The issue of the school's relocation has been lingering for a year, but plans for a move came to a sudden halt after the overseeing body at the school became the focus of a corruption investigation last August.

The school declared Sunday that the Independent Commission Against Corruption had cleared the school's sponsoring agency, the Christian Zheng Sheng Association, of any suspicion of malpractice or corrupt activities.

Speaking during a radio show Monday, school supervisor Jacob Lam Hay-sing questioned the government's requirement for further information on operational plans and operating accounts.

As a licensed private school cum drug rehabilitation service center, Christian Zheng Sheng College has filed all this information, he said. The only exception has been the delay of 2008 and 2009 account reports, stemming from the organization's decision to split the accounts of the Christian Zheng Sheng College and the Christian Zheng Sheng Association.

Since the school was established in 1985 to help reform young drug offenders - without government funding - the school administration is now more than happy to talk to government officials to provide more information, Lam said. However, throughout the whole saga of the school's application to relocate and the ICAC probe, the government never requested a meeting, he said.

The school, located in small and aged quarters on Chi Ma Wan Peninsula, Lantau Island, wants to reactivate its plan to move to Mui Wo.

In response, a government spokesman Monday said while the government supports the relocation plan in principle, more information is needed before the next step can be taken.

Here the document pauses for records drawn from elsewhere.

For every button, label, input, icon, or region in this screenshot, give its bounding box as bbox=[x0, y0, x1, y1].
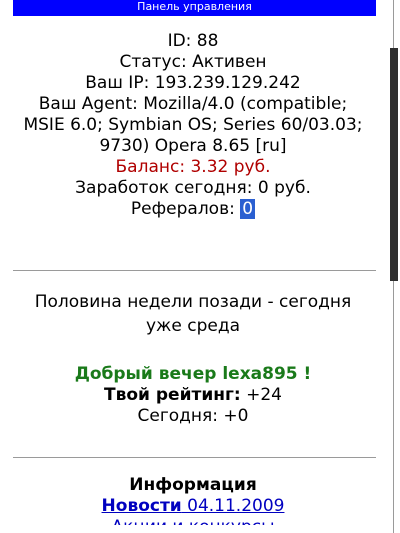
header-bar: Панель управления bbox=[13, 0, 376, 16]
news-link[interactable]: Новости 04.11.2009 bbox=[0, 496, 386, 517]
divider bbox=[13, 270, 376, 271]
news-link-label: Новости bbox=[101, 496, 182, 516]
greeting-text: Добрый вечер lexa895 ! bbox=[74, 364, 312, 384]
page-content: Панель управления ID: 88 Статус: Активен… bbox=[0, 0, 386, 533]
notice-line-1: Половина недели позади - сегодня bbox=[34, 292, 352, 312]
notice-line-2: уже среда bbox=[145, 316, 240, 336]
information-section: Информация Новости 04.11.2009 Акции и ко… bbox=[0, 475, 386, 525]
agent-line-3: 9730) Opera 8.65 [ru] bbox=[99, 136, 287, 156]
news-date: 04.11.2009 bbox=[181, 496, 285, 516]
today-rating: Сегодня: +0 bbox=[137, 406, 249, 426]
agent-line-1: Ваш Agent: Mozilla/4.0 (compatible; bbox=[38, 94, 348, 114]
referrals-count-link[interactable]: 0 bbox=[240, 199, 256, 219]
status-text: Статус: Активен bbox=[119, 52, 267, 72]
account-info: ID: 88 Статус: Активен Ваш IP: 193.239.1… bbox=[0, 31, 386, 220]
ip-text: Ваш IP: 193.239.129.242 bbox=[85, 73, 301, 93]
scrollbar-thumb[interactable] bbox=[390, 48, 398, 281]
promotions-link[interactable]: Акции и конкурсы bbox=[0, 517, 386, 525]
weekday-notice: Половина недели позади - сегодня уже сре… bbox=[0, 290, 386, 338]
divider bbox=[13, 457, 376, 458]
rating-label: Твой рейтинг: bbox=[104, 385, 241, 405]
information-title: Информация bbox=[129, 475, 257, 495]
rating-value: +24 bbox=[240, 385, 282, 405]
user-id: ID: 88 bbox=[167, 31, 219, 51]
rating-row: Твой рейтинг: +24 bbox=[0, 385, 386, 406]
greeting-block: Добрый вечер lexa895 ! Твой рейтинг: +24… bbox=[0, 364, 386, 427]
referrals-label: Рефералов: bbox=[130, 199, 241, 219]
referrals-row: Рефералов: 0 bbox=[0, 199, 386, 220]
header-title: Панель управления bbox=[137, 0, 252, 13]
agent-line-2: MSIE 6.0; Symbian OS; Series 60/03.03; bbox=[23, 115, 363, 135]
earnings-today-text: Заработок сегодня: 0 руб. bbox=[75, 178, 311, 198]
balance-text: Баланс: 3.32 руб. bbox=[115, 157, 271, 177]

Appearing on a separate radio show Monday, Christian Zheng Sheng College principal Alman Chan Siu-cheuk also said the government has been too vague in its request for better accountability. "There's room for better governance and transparency for any organization," he said.

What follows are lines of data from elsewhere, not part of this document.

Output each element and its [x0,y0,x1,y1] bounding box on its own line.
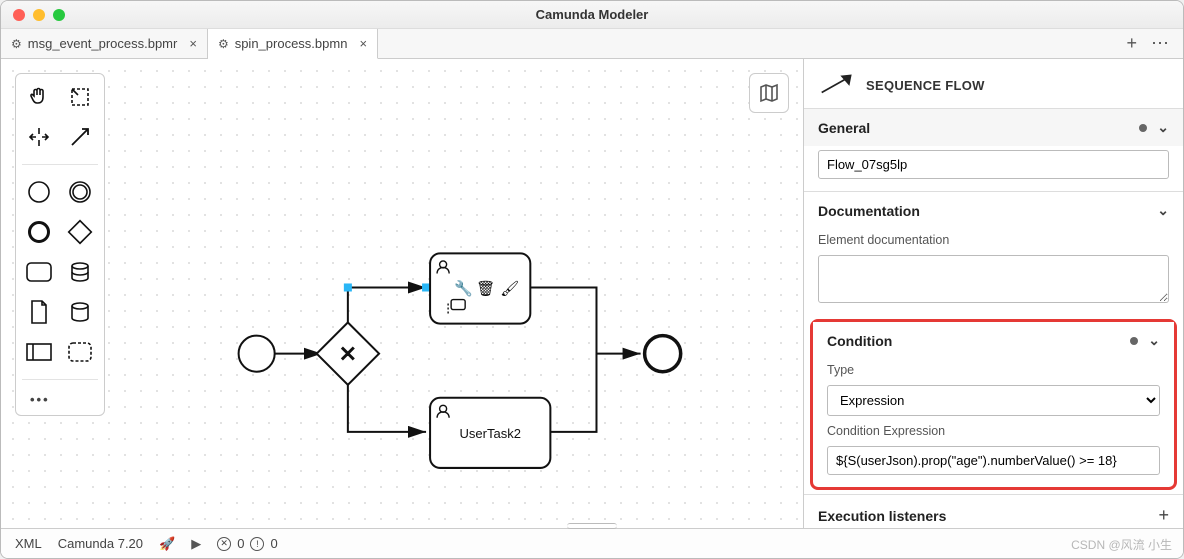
trash-icon[interactable]: 🗑 [476,281,495,298]
warning-icon: ! [250,537,264,551]
section-execution-listeners-header[interactable]: Execution listeners + [804,495,1183,528]
properties-title: SEQUENCE FLOW [866,78,985,93]
sequence-flow-icon [820,73,854,98]
section-condition-header[interactable]: Condition ⌄ [813,322,1174,359]
gear-icon: ⚙ [11,37,22,51]
condition-highlight: Condition ⌄ Type Expression Condition Ex… [810,319,1177,490]
condition-type-label: Type [827,363,1160,377]
indicator-dot-icon [1130,337,1138,345]
wrench-icon[interactable]: 🔧 [454,279,473,298]
chevron-down-icon: ⌄ [1157,202,1169,219]
run-icon[interactable]: ▶ [191,536,201,552]
status-platform[interactable]: Camunda 7.20 [58,536,143,551]
plus-icon[interactable]: + [1158,505,1169,526]
documentation-label: Element documentation [818,233,1169,247]
more-menu-button[interactable]: ⋯ [1151,33,1169,54]
tab-label: msg_event_process.bpmr [28,36,178,51]
id-field[interactable] [818,150,1169,179]
section-documentation-header[interactable]: Documentation ⌄ [804,192,1183,229]
status-mode[interactable]: XML [15,536,42,551]
status-bar: XML Camunda 7.20 🚀 ▶ ✕0 !0 [1,528,1183,558]
condition-type-select[interactable]: Expression [827,385,1160,416]
error-icon: ✕ [217,537,231,551]
tab-bar: ⚙ msg_event_process.bpmr × ⚙ spin_proces… [1,29,1183,59]
tab-spin-process[interactable]: ⚙ spin_process.bpmn × [208,29,378,59]
deploy-icon[interactable]: 🚀 [159,536,175,552]
usertask2-label: UserTask2 [459,426,520,441]
condition-expression-field[interactable] [827,446,1160,475]
canvas[interactable]: ••• ✕ [1,59,803,528]
chevron-down-icon: ⌄ [1148,332,1160,349]
panel-drag-handle[interactable] [557,523,627,529]
tab-label: spin_process.bpmn [235,36,348,51]
titlebar: Camunda Modeler [1,1,1183,29]
close-tab-icon[interactable]: × [359,36,367,51]
documentation-textarea[interactable] [818,255,1169,303]
app-title: Camunda Modeler [1,7,1183,22]
close-tab-icon[interactable]: × [189,36,197,51]
new-tab-button[interactable]: + [1126,33,1137,54]
indicator-dot-icon [1139,124,1147,132]
tab-msg-event-process[interactable]: ⚙ msg_event_process.bpmr × [1,29,208,58]
brush-icon[interactable]: 🖌 [500,281,519,298]
svg-text:✕: ✕ [339,342,357,367]
properties-panel: SEQUENCE FLOW General ⌄ Documentation ⌄ … [803,59,1183,528]
section-general-header[interactable]: General ⌄ [804,109,1183,146]
bpmn-diagram[interactable]: ✕ 🔧 🗑 🖌 [1,59,803,528]
gear-icon: ⚙ [218,37,229,51]
chevron-down-icon: ⌄ [1157,119,1169,136]
condition-expression-label: Condition Expression [827,424,1160,438]
problems-counter[interactable]: ✕0 !0 [217,536,277,551]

But the need for the school's relocation is pressing. Not only is the school overcrowded but also the buildings are unstable owing to severe soil erosion of the slope where they are situated. Christian Zheng Sheng also needs space because the New Senior Secondary Academic Structure will extend secondary schools by one year. Without expansion, some Secondary Five students would have nowhere to go, Chan said.

Daniel Shek Tan-lei, Chairman of the Action Committee Against Narcotics, said on the radio show that Hong Kong needs more drug rehabilitation schools to tackle increasingly prevalent drug abuse among teenagers.

Schools with residential accommodation capable of nurturing social development would provide a new environment conducive to ending the habit, Shek explained.

The school differs from normal drug rehabilitation centers because teenagers identify themselves as students, rather than as substance abusers, and their early return to society is most helpful, he added.

Despite his wish for a timely solution, Shek said he didn't expect the relocation to happen before the upcoming academic year starts in September.

The opposition of the Mui Wo residents still hasn't been completely resolved, he said.

On a more positive note, Chan said that the relations between the school and Mui Wo residents have improved.

"The Mui Wo parents are really concerned with their children's educational needs. But they have now come to see the needs of Christian Zheng Sheng students and realize these are two separate issues," he said.

The school submitted an application to the government in 2007 to move to the vacated premises of the New Territories Heung Yee Kuk Southern District Secondary School site in Mui Wo. The school was closed and empty because of a lack of local students. But the plan to move a drug rehabilitation center to the vacant building met vigorous opposition from Mui Wo residents, who suspected the Christian Zheng Sheng students could be disruptive to their community. They also had demanded that the facility be used for their own children.